Ibu akhirnya kami terapi dengan metode sendiri, yang penting diajak ngobrol dan aktifitas yang beliau sukai. Alhamdulillah, di rumah adik yang di Cirebon, ibu sering berjalan dan bermain bersama cucu. Bila ibu ingin ke Jakarta, ibu dijemput oleh mas atau diantar oleh adik. Rutin aktifitas ini berlangsung, yang penting happy. Kiranya Allah SWT menguatkan ibu hingga bersama saya bisa kembali ke Dumai untuk melihat rumah lama dan bertemu teman pengajian beliau. Suasana haru mewarnai ibu ibu pengajian. Alhamdulillah bisa bertemu. Namun itu tidak lama, karena saya mengajak ibu kembali ke Jakarta. Saat itu Kota Dumai sudah mulai muncul tanda-tanda bencana asap.
Setelah sampai di Jakarta, memang bencana asap itu mengurung kota Dumai dan sekitarnya. Beberapa waktu ibu tinggal bersama saya. Ketika memasuki bulan Ramadhan, ibu minta diantarkan ke rumah adik di Cirebon.
Tahun 2013, sekitar 17 Ramadhan, Allah SWT memanggil ibu. Rasa sedih yang mendalam kembali menyelimuti, karena tidak ada di samping ibu saat dipanggil Allah SWT. Adik bercerita tentang hari terakhir ibu. Seperti biasa, ibu selalu menunggu adik pulang dari kantor. Saat itu jam 22.00 malam. Sesudah menanyakan adik sudah makan atau belum, ibu kembali melanjutkan tidur. Mungkin lelah, tapi karena adik belum pulang ibu menunggu. Sore sebelumnya, ibu membuat bukaan puasa untuk diantar ke masjid dekat rumah. Saat itu ibu sudah bisa sholat berdiri, jadi sedianya kami akan berkumpul bersama dan shola ied bersama, di Jakarta atau di Cirebon. Rupanya Allah SWT punya kehendak lain. Semoga bapak dan ibu husnul khotimah, dan kami keturunannya dapat menjadi amal ibadah bagi beliau kelak.
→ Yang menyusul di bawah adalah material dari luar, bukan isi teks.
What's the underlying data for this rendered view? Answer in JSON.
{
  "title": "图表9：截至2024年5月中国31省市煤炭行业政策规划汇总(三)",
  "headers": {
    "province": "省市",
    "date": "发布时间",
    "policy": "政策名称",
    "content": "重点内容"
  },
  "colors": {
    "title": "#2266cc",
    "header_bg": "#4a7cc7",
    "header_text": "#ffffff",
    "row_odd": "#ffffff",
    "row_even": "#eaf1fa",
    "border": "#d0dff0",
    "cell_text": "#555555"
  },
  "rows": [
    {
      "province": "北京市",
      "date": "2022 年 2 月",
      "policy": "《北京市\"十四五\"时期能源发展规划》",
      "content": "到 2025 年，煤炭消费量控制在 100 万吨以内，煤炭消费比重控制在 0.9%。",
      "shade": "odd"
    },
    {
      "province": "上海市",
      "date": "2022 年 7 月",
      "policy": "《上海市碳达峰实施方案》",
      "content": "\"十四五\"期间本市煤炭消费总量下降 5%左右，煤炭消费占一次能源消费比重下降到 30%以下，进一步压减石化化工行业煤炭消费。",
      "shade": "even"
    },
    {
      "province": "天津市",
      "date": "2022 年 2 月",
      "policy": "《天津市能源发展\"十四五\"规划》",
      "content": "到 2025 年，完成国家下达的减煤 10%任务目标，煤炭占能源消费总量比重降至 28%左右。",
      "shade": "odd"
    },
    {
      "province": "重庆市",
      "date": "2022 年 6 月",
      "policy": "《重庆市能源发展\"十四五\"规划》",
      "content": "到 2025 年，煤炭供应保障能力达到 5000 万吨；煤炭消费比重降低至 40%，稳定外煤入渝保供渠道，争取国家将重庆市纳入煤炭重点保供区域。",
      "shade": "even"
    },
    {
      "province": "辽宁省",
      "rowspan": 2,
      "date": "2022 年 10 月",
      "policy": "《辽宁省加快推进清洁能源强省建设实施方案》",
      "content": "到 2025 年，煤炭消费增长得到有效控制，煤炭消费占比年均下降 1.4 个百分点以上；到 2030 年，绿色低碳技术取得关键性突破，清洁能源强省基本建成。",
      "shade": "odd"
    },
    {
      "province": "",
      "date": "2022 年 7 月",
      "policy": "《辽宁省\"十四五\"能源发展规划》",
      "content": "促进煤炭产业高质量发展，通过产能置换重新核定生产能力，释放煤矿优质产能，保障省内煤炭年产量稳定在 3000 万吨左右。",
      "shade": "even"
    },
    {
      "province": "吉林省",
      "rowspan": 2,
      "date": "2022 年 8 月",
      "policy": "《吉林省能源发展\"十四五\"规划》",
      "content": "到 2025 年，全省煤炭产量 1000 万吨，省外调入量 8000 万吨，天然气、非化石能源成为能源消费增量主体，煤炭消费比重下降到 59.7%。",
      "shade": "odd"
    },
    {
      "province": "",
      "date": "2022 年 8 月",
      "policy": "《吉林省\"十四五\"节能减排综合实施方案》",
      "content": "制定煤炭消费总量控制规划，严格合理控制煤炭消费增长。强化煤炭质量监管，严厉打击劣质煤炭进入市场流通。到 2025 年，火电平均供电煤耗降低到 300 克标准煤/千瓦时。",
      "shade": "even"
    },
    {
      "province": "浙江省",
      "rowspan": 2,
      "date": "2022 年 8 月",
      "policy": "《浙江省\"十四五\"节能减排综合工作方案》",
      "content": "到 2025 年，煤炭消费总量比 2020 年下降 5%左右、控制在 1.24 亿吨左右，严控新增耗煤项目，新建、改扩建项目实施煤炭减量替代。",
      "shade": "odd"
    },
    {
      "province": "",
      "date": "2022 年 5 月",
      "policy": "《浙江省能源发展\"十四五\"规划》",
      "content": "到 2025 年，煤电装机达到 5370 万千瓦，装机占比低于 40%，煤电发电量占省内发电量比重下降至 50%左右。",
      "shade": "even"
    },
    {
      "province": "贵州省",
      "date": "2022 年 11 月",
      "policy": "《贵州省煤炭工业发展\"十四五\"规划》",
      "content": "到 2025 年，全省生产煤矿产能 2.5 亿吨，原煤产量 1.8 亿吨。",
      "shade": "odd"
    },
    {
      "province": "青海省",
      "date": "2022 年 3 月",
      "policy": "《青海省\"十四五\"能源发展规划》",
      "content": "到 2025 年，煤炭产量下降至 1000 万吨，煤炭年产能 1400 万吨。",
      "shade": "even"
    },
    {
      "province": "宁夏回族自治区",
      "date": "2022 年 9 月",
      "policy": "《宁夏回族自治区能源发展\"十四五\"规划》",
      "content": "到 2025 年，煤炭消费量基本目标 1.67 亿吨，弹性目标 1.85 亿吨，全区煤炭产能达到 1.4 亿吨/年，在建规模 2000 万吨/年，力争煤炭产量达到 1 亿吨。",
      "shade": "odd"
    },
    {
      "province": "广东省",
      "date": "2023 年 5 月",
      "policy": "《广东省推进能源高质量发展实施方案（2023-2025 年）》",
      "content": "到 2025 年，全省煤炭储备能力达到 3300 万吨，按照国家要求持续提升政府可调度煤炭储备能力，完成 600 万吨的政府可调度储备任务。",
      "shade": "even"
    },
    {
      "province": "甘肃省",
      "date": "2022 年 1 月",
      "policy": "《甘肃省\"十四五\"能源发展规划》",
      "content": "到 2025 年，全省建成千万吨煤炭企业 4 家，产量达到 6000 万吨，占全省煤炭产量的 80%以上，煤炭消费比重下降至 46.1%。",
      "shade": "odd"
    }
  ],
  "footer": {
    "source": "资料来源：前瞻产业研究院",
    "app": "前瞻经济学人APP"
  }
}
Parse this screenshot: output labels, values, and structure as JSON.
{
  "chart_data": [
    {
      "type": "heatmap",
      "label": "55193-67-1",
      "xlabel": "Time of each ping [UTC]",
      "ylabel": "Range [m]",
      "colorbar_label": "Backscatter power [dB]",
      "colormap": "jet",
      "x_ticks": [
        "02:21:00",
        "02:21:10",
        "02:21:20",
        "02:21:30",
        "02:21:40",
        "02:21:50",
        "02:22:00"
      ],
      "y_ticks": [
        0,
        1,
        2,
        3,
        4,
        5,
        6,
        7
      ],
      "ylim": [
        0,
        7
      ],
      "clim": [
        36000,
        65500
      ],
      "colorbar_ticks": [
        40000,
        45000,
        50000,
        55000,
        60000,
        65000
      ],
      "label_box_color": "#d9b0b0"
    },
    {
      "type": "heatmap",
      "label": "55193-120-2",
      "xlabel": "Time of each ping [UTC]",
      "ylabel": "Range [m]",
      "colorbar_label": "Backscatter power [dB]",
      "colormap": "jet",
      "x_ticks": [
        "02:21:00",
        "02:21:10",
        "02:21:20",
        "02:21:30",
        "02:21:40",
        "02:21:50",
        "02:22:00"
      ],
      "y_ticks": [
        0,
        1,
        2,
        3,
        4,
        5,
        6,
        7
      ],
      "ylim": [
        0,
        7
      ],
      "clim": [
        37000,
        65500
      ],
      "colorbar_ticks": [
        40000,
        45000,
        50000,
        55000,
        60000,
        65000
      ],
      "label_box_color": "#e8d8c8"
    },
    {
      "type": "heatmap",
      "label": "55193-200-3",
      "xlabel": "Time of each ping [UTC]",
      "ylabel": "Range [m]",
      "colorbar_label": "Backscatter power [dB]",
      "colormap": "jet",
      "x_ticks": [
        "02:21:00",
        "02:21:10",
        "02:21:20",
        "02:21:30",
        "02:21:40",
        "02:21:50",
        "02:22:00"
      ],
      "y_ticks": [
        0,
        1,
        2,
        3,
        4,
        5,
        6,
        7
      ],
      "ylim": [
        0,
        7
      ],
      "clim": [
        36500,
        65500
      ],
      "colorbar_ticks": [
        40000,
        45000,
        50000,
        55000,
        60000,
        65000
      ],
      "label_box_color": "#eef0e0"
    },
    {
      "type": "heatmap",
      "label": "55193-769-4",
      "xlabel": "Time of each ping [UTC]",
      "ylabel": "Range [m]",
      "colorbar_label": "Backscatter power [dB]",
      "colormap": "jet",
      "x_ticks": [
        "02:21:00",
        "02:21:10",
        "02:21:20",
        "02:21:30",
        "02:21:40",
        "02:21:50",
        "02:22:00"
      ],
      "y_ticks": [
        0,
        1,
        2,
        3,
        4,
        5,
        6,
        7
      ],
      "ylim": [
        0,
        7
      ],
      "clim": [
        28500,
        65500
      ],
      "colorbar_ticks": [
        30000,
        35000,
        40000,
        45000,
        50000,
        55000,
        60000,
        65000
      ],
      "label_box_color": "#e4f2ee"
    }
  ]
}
Perjalanan tanpa bapak dan ibu tetap tak mengurangi semangat saya untuk mencari informasi masalah penyakit, terutama diabetes mellitus dan stroke. Tahun 2019, rupanya Allah SWT berkenan memberikan informasi solusi pengobatan. Ketika mengawasi pekerjaan pembangunan masjid, informasi itu sampai. Ada pengobatan tanpa alat, tanpa operasi, tanpa obat, dan tanpa jimat. Akhirnya saya mengikuti pelatihan pengobatan ini. Proses yang punya basis penyembuhan dari Al Quran ini benar benar membuka cara berpikir saya. Betapa semua penyakit memang ada obatnya. Jika Allah SWT berkehendak maka jadilah ia. Kita cukup berikhtiar seoptimal mungkin. Perjalanan itu akhirnya membuat saya menjadi seorang terapis / PAZtrooper. Keyakinan itu makin bertambah, saat melakukan terapi pada pasien jantung coroner, asma, syaraf terjepit, stroke, asam urat akut, jantung bocor pada anak-anak, speech delay, diabetes, ginjal, kanker, autis, autoimun, scoliosis, dan lain lain. Setidaknya pasien dengan keluhan tersebut sudah saya tangani. Semoga ini makin mendekatkan diri kepada ridho Allah SWT. Aamiin YRA.